For the Salmon Arm events, the brothers will be joined by a bass player and drummer “so we’ll be four Swedish dudes in their 20s” backing up songs like We Comin, In Times Like These and other songs steeped in the blues.
The brothers credit two inspirations for their musical journey that started more than a decade ago.
First there was their mom, an opera singer and church musician, who ensured all four of her children studied music.
It grabbed hold of Martin and Adam, who had their first public gig when they were 14 and 11, respectively.
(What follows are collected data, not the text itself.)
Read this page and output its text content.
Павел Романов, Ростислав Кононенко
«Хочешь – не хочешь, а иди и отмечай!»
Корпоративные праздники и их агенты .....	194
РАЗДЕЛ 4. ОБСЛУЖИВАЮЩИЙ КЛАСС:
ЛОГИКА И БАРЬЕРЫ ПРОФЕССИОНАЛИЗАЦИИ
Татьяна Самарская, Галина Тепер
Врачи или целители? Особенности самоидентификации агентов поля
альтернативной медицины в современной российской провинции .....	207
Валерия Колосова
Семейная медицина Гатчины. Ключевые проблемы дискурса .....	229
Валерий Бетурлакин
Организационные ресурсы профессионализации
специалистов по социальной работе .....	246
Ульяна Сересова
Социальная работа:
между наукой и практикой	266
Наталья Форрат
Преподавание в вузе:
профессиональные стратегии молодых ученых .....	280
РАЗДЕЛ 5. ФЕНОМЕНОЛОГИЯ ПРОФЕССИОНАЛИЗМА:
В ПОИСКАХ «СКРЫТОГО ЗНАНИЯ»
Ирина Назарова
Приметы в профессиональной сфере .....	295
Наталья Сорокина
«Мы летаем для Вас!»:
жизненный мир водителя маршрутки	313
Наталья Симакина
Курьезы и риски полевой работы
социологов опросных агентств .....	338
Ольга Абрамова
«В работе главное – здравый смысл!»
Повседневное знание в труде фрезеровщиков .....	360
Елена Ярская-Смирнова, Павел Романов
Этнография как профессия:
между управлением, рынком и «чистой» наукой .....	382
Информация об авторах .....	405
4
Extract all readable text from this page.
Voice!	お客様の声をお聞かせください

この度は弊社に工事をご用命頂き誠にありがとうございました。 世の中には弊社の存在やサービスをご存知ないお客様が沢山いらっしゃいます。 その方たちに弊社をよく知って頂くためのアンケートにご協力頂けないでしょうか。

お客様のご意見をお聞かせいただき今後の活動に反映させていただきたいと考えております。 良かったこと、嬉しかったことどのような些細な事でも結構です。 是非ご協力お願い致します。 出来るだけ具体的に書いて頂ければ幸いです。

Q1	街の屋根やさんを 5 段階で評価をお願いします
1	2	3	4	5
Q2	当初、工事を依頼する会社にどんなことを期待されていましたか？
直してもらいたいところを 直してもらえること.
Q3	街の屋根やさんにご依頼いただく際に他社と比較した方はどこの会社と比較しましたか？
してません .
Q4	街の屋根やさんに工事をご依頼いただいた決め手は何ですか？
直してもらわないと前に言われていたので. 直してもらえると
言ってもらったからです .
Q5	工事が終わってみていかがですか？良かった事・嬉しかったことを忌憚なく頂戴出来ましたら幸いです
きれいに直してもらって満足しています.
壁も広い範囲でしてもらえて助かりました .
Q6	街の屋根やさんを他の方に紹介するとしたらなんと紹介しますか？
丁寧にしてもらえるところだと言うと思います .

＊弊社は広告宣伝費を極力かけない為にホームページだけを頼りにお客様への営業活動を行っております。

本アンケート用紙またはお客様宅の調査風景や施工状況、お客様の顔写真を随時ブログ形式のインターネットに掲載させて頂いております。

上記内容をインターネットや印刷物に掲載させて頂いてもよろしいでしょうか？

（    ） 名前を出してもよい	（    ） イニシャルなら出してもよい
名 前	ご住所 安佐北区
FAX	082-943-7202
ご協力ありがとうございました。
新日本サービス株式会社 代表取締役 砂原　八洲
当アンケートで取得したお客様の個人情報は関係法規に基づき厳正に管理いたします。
In the audience were people from around the area who were taken with the boys’ talent and booked them as well.
“So we had a little tour going,” Martin said, “and were playing for 10 or 15 people who had coffee and listened to us.”
Mom and dad did the chauffeuring until Martin was old enough to get his driver’s licence.
The second influencer was watching the documentary The Last Waltz, which chronicled the final public performance of The Band.
“When we watched it, we discovered what kind of music we want to make,” Martin said.
It wasn’t so much any one band in the show at San Francisco’s Winterland Ballroom that made its mark, as it was realizing “oh, you can do music like that and we can do music we want to do, as well.”
Their songwriting careers were sparked into action with Adam, more the instrumentalist, coming up with riffs and other musical moments and Martin focusing more on the lyrics.
While they have no sibling rivalry crop up when they’re touring or performing, the same is not true when they hit the soccer pitch.
“Then, it’s a real competition,” Martin said. “Fierce competition.”
The Kamloops show on Aug. 17 starts at 7 p.m.
At Roots and Blues, the brothers are on the barn stage with Rev. Sekou at 11:40 a.m., the blues stage on Aug. 18 again with Rev. Sekou at 4:15 p.m. and the next day on their own on the shade stage at 2:55 p.m.